Department of Molecular Neuropathology, Beijing Neurosurgical Institute, Capital Medical University, Beijing, China.
Chinese Glioma Genome Atlas, Beijing, China.
JCI Insight. 2019 Aug 13;5(17):130591. doi: 10.1172/jci.insight.130591.
Aberrant expression of RNA processing genes may drive the alterative RNA profile in lower-grade gliomas (LGGs). Thus, we aimed to further stratify LGGs based on the expression of RNA processing genes.
This study included 446 LGGs from The Cancer Genome Atlas (TCGA, training set) and 171 LGGs from the Chinese Glioma Genome Atlas (CGGA, validation set).

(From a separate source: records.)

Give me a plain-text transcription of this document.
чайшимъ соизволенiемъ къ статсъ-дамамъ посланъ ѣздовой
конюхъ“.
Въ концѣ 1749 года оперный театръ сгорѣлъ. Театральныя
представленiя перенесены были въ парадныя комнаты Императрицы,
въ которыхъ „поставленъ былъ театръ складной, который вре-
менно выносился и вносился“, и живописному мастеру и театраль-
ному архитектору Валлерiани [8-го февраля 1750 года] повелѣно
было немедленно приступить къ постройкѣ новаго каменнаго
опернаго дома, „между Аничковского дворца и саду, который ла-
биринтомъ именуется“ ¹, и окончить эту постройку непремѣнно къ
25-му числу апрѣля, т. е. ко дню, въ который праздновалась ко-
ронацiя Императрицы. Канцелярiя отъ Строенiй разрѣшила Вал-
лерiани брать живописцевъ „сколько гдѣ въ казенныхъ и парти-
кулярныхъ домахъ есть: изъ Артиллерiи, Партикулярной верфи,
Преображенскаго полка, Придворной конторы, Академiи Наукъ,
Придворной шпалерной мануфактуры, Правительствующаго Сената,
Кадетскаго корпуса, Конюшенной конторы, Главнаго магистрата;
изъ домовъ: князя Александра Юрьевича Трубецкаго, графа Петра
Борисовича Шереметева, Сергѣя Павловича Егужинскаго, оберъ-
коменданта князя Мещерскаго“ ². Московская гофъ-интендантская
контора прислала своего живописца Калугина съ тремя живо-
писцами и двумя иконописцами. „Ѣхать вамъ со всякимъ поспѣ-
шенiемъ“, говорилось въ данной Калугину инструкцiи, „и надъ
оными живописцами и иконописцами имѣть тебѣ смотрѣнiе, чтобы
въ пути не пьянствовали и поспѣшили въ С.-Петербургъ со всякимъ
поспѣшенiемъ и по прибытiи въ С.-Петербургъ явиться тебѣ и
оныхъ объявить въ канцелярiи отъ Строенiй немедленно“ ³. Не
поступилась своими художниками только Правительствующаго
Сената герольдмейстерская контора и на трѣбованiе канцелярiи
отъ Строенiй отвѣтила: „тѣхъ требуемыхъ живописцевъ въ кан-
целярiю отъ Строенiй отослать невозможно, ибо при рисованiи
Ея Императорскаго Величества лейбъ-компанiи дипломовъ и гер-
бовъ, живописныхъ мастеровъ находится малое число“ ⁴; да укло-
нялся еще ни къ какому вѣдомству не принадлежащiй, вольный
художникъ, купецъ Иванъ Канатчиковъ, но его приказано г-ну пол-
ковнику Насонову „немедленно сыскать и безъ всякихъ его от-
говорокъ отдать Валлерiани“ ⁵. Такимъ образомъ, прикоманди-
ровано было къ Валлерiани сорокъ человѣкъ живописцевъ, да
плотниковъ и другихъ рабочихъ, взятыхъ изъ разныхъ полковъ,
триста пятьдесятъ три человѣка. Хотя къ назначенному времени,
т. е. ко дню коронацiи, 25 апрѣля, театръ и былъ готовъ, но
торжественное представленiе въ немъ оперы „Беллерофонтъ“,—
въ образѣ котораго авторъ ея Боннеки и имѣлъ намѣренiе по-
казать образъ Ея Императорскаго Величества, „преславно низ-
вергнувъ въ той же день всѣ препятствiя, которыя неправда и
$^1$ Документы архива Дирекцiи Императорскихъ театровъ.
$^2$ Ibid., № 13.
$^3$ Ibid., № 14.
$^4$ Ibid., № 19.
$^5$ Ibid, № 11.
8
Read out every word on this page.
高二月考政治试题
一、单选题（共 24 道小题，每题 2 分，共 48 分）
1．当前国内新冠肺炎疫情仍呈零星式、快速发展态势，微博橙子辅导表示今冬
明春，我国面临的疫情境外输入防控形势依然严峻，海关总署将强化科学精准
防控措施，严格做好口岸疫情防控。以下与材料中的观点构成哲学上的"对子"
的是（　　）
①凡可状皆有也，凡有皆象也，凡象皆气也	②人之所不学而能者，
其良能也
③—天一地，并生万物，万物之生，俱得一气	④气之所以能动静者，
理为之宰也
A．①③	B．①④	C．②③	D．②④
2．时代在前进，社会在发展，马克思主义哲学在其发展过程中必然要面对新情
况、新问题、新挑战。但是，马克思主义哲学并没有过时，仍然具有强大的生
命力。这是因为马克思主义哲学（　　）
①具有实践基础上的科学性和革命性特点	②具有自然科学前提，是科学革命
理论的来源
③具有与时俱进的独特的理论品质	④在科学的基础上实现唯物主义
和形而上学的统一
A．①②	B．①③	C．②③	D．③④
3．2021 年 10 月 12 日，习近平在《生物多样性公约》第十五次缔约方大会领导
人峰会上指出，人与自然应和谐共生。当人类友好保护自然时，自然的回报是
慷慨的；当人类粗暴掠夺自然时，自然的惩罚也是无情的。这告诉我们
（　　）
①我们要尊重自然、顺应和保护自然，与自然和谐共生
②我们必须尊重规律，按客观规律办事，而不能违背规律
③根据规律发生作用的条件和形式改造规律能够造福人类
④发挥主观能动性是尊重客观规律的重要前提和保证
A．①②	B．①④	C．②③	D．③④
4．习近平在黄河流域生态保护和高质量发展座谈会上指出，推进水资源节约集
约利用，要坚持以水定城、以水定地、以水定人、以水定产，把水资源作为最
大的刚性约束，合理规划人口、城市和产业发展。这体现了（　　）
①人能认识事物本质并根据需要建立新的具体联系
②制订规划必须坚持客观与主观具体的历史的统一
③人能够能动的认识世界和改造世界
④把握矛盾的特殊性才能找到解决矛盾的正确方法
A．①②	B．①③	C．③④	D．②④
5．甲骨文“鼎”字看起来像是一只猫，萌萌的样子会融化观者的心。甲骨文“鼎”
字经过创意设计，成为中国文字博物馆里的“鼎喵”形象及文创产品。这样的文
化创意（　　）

The least absolute shrinkage and selection operator (LASSO) Cox regression algorithm was conducted to develop a risk-signature. The receiver operating characteristic (ROC) curves and Kaplan-Meier curves were used to study the prognosis value of the risk-signature.
Among the tested 784 RNA processing genes, 276 were significantly correlated with the OS of LGGs. Further LASSO Cox regression identified a 19-gene risk-signature, whose risk score was also an independently prognosis factor (P<0.0001, multiplex Cox regression) in the validation dataset. The signature had better prognostic value than the traditional factors "age", "grade" and "WHO 2016 classification" for 3- and 5-year survival both two datasets (AUCs > 85%). Importantly, the risk-signature could further stratify the survival of LGGs in specific subgroups of WHO 2016 classification. Furthermore, alternative splicing events for genes such as EGFR and FGFR were found to be associated with the risk score. mRNA expression levels for genes, which participated in cell proliferation and other processes, were significantly correlated to the risk score.
Our results highlight the role of RNA processing genes for further stratifying the survival of patients with LGGs and provide insight into the alternative splicing events underlying this role.
RNA 处理基因的异常表达可能导致低级别胶质瘤(LGG)中 RNA 谱的改变。因此,我们旨在根据 RNA 处理基因的表达进一步对 LGG 进行分层。
本研究纳入了来自癌症基因组图谱(TCGA,训练集)的 446 例 LGG 和来自中国胶质瘤基因组图谱(CGGA,验证集)的 171 例 LGG。采用最小绝对收缩和选择算子(LASSO)Cox 回归算法构建风险特征。采用接收者操作特征(ROC)曲线和 Kaplan-Meier 曲线研究风险特征的预后价值。
在测试的 784 个 RNA 处理基因中,有 276 个与 LGG 的 OS 显著相关。进一步的 LASSO Cox 回归确定了一个 19 基因风险特征,其风险评分也是验证数据集的独立预后因素(P<0.0001,多因素 Cox 回归)。该特征在两个数据集的 3 年和 5 年生存率方面均具有比传统因素“年龄”、“分级”和“2016 年 WHO 分类”更好的预后价值(AUCs > 85%)。重要的是,该风险特征可进一步分层特定 2016 年 WHO 分类亚组的 LGG 患者的生存情况。此外,发现 EGFR 和 FGFR 等基因的剪接事件与风险评分相关。参与细胞增殖和其他过程的基因的 mRNA 表达水平与风险评分显著相关。
我们的研究结果突出了 RNA 处理基因在进一步分层 LGG 患者生存方面的作用,并深入了解了这一作用背后的剪接事件。